To be brutally honest, in this day and age there is a group of people that simply isn’t willing to pay for music. Once people get used to having something for free, they aren’t going to be willing to suddenly start paying. It’s like those fake Facebook pages that threaten, “In 30 days Facebook will start charging all of its users.”
If that happened, the majority of users would log off and search for another website that fulfills their social networking needs. Shutting down file sharing websites isn’t going to increase record sales; it will have a reverse effect.
Although it is morally wrong that people are downloading music without paying, that is where we are, and things aren’t going to change. By refusing to accept this, record labels are hindering undiscovered new artists and the music industry. For example: say I start a band, and want to get my music out there. How do I do so? Make a demo tape and hand it out to my friends at school? No. I upload it to a file sharing website, so people can download it, then pass it along to their friends. In a society where only a small amount of music exists on the radio, and on music television, new artists rely on file sharing to gain exposure. Once I stopped relying on iTunes’s short samples of songs, and their “Recommended Song of the Week,” I discovered music I wouldn’t have otherwise.
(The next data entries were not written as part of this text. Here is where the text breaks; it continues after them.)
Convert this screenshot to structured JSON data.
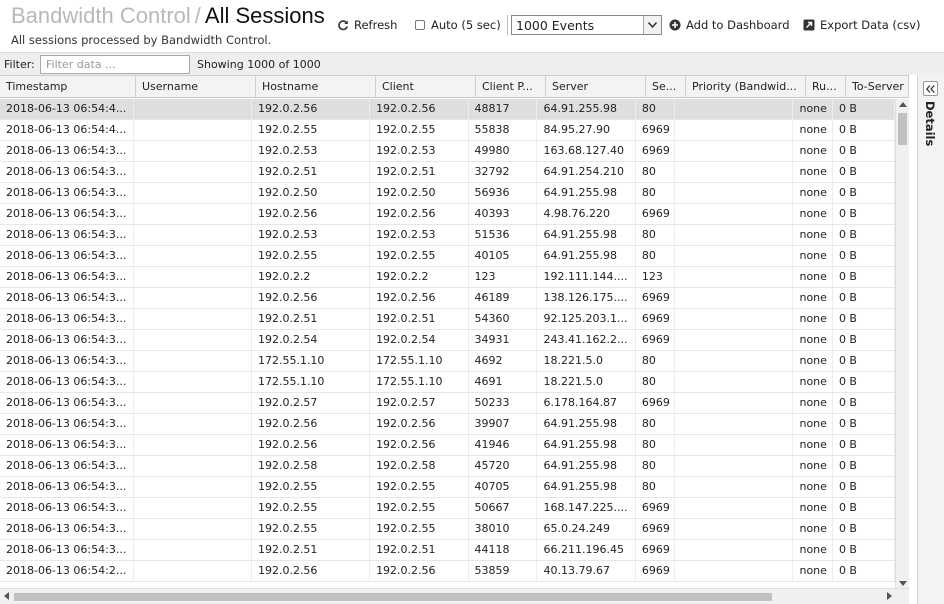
{
  "header": {
    "app_title": "Bandwidth Control",
    "separator": "/",
    "page_title": "All Sessions",
    "subtitle": "All sessions processed by Bandwidth Control."
  },
  "toolbar": {
    "refresh_label": "Refresh",
    "auto_label": "Auto (5 sec)",
    "events_selected": "1000 Events",
    "add_dashboard_label": "Add to Dashboard",
    "export_label": "Export Data (csv)"
  },
  "filter": {
    "label": "Filter:",
    "placeholder": "Filter data ...",
    "showing": "Showing 1000 of 1000"
  },
  "table": {
    "columns": [
      "Timestamp",
      "Username",
      "Hostname",
      "Client",
      "Client P...",
      "Server",
      "Se...",
      "Priority (Bandwid...",
      "Ru...",
      "To-Server"
    ],
    "rows": [
      [
        "2018-06-13 06:54:4...",
        "",
        "192.0.2.56",
        "192.0.2.56",
        "48817",
        "64.91.255.98",
        "80",
        "",
        "none",
        "0 B"
      ],
      [
        "2018-06-13 06:54:4...",
        "",
        "192.0.2.55",
        "192.0.2.55",
        "55838",
        "84.95.27.90",
        "6969",
        "",
        "none",
        "0 B"
      ],
      [
        "2018-06-13 06:54:3...",
        "",
        "192.0.2.53",
        "192.0.2.53",
        "49980",
        "163.68.127.40",
        "6969",
        "",
        "none",
        "0 B"
      ],
      [
        "2018-06-13 06:54:3...",
        "",
        "192.0.2.51",
        "192.0.2.51",
        "32792",
        "64.91.254.210",
        "80",
        "",
        "none",
        "0 B"
      ],
      [
        "2018-06-13 06:54:3...",
        "",
        "192.0.2.50",
        "192.0.2.50",
        "56936",
        "64.91.255.98",
        "80",
        "",
        "none",
        "0 B"
      ],
      [
        "2018-06-13 06:54:3...",
        "",
        "192.0.2.56",
        "192.0.2.56",
        "40393",
        "4.98.76.220",
        "6969",
        "",
        "none",
        "0 B"
      ],
      [
        "2018-06-13 06:54:3...",
        "",
        "192.0.2.53",
        "192.0.2.53",
        "51536",
        "64.91.255.98",
        "80",
        "",
        "none",
        "0 B"
      ],
      [
        "2018-06-13 06:54:3...",
        "",
        "192.0.2.55",
        "192.0.2.55",
        "40105",
        "64.91.255.98",
        "80",
        "",
        "none",
        "0 B"
      ],
      [
        "2018-06-13 06:54:3...",
        "",
        "192.0.2.2",
        "192.0.2.2",
        "123",
        "192.111.144....",
        "123",
        "",
        "none",
        "0 B"
      ],
      [
        "2018-06-13 06:54:3...",
        "",
        "192.0.2.56",
        "192.0.2.56",
        "46189",
        "138.126.175....",
        "6969",
        "",
        "none",
        "0 B"
      ],
      [
        "2018-06-13 06:54:3...",
        "",
        "192.0.2.51",
        "192.0.2.51",
        "54360",
        "92.125.203.1...",
        "6969",
        "",
        "none",
        "0 B"
      ],
      [
        "2018-06-13 06:54:3...",
        "",
        "192.0.2.54",
        "192.0.2.54",
        "34931",
        "243.41.162.2...",
        "6969",
        "",
        "none",
        "0 B"
      ],
      [
        "2018-06-13 06:54:3...",
        "",
        "172.55.1.10",
        "172.55.1.10",
        "4692",
        "18.221.5.0",
        "80",
        "",
        "none",
        "0 B"
      ],
      [
        "2018-06-13 06:54:3...",
        "",
        "172.55.1.10",
        "172.55.1.10",
        "4691",
        "18.221.5.0",
        "80",
        "",
        "none",
        "0 B"
      ],
      [
        "2018-06-13 06:54:3...",
        "",
        "192.0.2.57",
        "192.0.2.57",
        "50233",
        "6.178.164.87",
        "6969",
        "",
        "none",
        "0 B"
      ],
      [
        "2018-06-13 06:54:3...",
        "",
        "192.0.2.56",
        "192.0.2.56",
        "39907",
        "64.91.255.98",
        "80",
        "",
        "none",
        "0 B"
      ],
      [
        "2018-06-13 06:54:3...",
        "",
        "192.0.2.56",
        "192.0.2.56",
        "41946",
        "64.91.255.98",
        "80",
        "",
        "none",
        "0 B"
      ],
      [
        "2018-06-13 06:54:3...",
        "",
        "192.0.2.58",
        "192.0.2.58",
        "45720",
        "64.91.255.98",
        "80",
        "",
        "none",
        "0 B"
      ],
      [
        "2018-06-13 06:54:3...",
        "",
        "192.0.2.55",
        "192.0.2.55",
        "40705",
        "64.91.255.98",
        "80",
        "",
        "none",
        "0 B"
      ],
      [
        "2018-06-13 06:54:3...",
        "",
        "192.0.2.55",
        "192.0.2.55",
        "50667",
        "168.147.225....",
        "6969",
        "",
        "none",
        "0 B"
      ],
      [
        "2018-06-13 06:54:3...",
        "",
        "192.0.2.55",
        "192.0.2.55",
        "38010",
        "65.0.24.249",
        "6969",
        "",
        "none",
        "0 B"
      ],
      [
        "2018-06-13 06:54:3...",
        "",
        "192.0.2.51",
        "192.0.2.51",
        "44118",
        "66.211.196.45",
        "6969",
        "",
        "none",
        "0 B"
      ],
      [
        "2018-06-13 06:54:2...",
        "",
        "192.0.2.56",
        "192.0.2.56",
        "53859",
        "40.13.79.67",
        "6969",
        "",
        "none",
        "0 B"
      ]
    ],
    "selected_row": 0
  },
  "details_panel": {
    "label": "Details"
  },
  "icons": {
    "refresh": "refresh-icon",
    "add": "plus-circle-icon",
    "export": "export-icon",
    "dropdown": "chevron-down-icon",
    "collapse": "double-chevron-left-icon"
  }
}
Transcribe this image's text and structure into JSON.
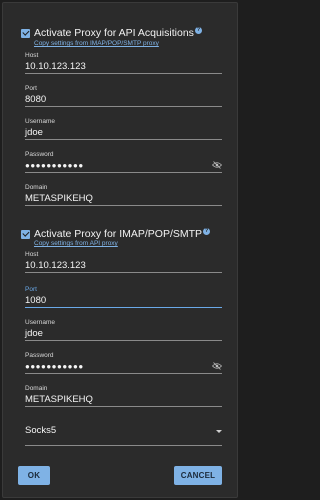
{
  "api_proxy": {
    "title": "Activate Proxy for API Acquisitions",
    "copy_link": "Copy settings from IMAP/POP/SMTP proxy",
    "host_label": "Host",
    "host_value": "10.10.123.123",
    "port_label": "Port",
    "port_value": "8080",
    "username_label": "Username",
    "username_value": "jdoe",
    "password_label": "Password",
    "password_value": "●●●●●●●●●●●",
    "domain_label": "Domain",
    "domain_value": "METASPIKEHQ"
  },
  "imap_proxy": {
    "title": "Activate Proxy for IMAP/POP/SMTP",
    "copy_link": "Copy settings from API proxy",
    "host_label": "Host",
    "host_value": "10.10.123.123",
    "port_label": "Port",
    "port_value": "1080",
    "username_label": "Username",
    "username_value": "jdoe",
    "password_label": "Password",
    "password_value": "●●●●●●●●●●●",
    "domain_label": "Domain",
    "domain_value": "METASPIKEHQ",
    "proxy_type": "Socks5"
  },
  "buttons": {
    "ok": "OK",
    "cancel": "CANCEL"
  },
  "colors": {
    "accent": "#7fb2e5",
    "background": "#2b2b2b"
  }
}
One might ask: “If record labels embraced file sharing, how would anyone make any money?” Record labels should view file-sharing as a sort of strange investment. Restaurants give away free food all the time; why can’t labels do the same with music? By allowing music to circulate illegally, it will in turn gain attention. People will post it on their blogs, play it at parties, and book these artists for concerts. In today’s world, it won’t take long for the good music to break into the mainstream, which is where the money starts getting made.
Artists will gain exposure through various television appearances and magazine write-ups, which will grab the attention of people who do pay for music. Artists and the labels they are under are able to make money off of their music by simply allowing a portion of society to download it for free.
Now the question is, “How do labels make money off of this portion of society that doesn’t pay for music?” The answer lies with Steve Jobs. Before he died, he was working on a new type of sound file with a quality much higher than the current MP3. The only flaw with file-sharing is storage space. Because these websites limit the amount of storage space for each account, songs and albums are often compressed, lowering the sound quality.
Regardless of what company continues this project, even the most steadfast illegal downloaders have to agree that songs with a quality exponentially better than MP3 are definitely something worth paying for.
Even though it is morally and ethically wrong that people are able to download music without paying, that is the way things are. Instead of ruining a great idea, record labels need to change with the times, and find new ways to make money off of their music. If file sharing websites continue to get shut down, record sales will not go up, and many up-and-coming artists will not receive the attention needed to make it in the music industry.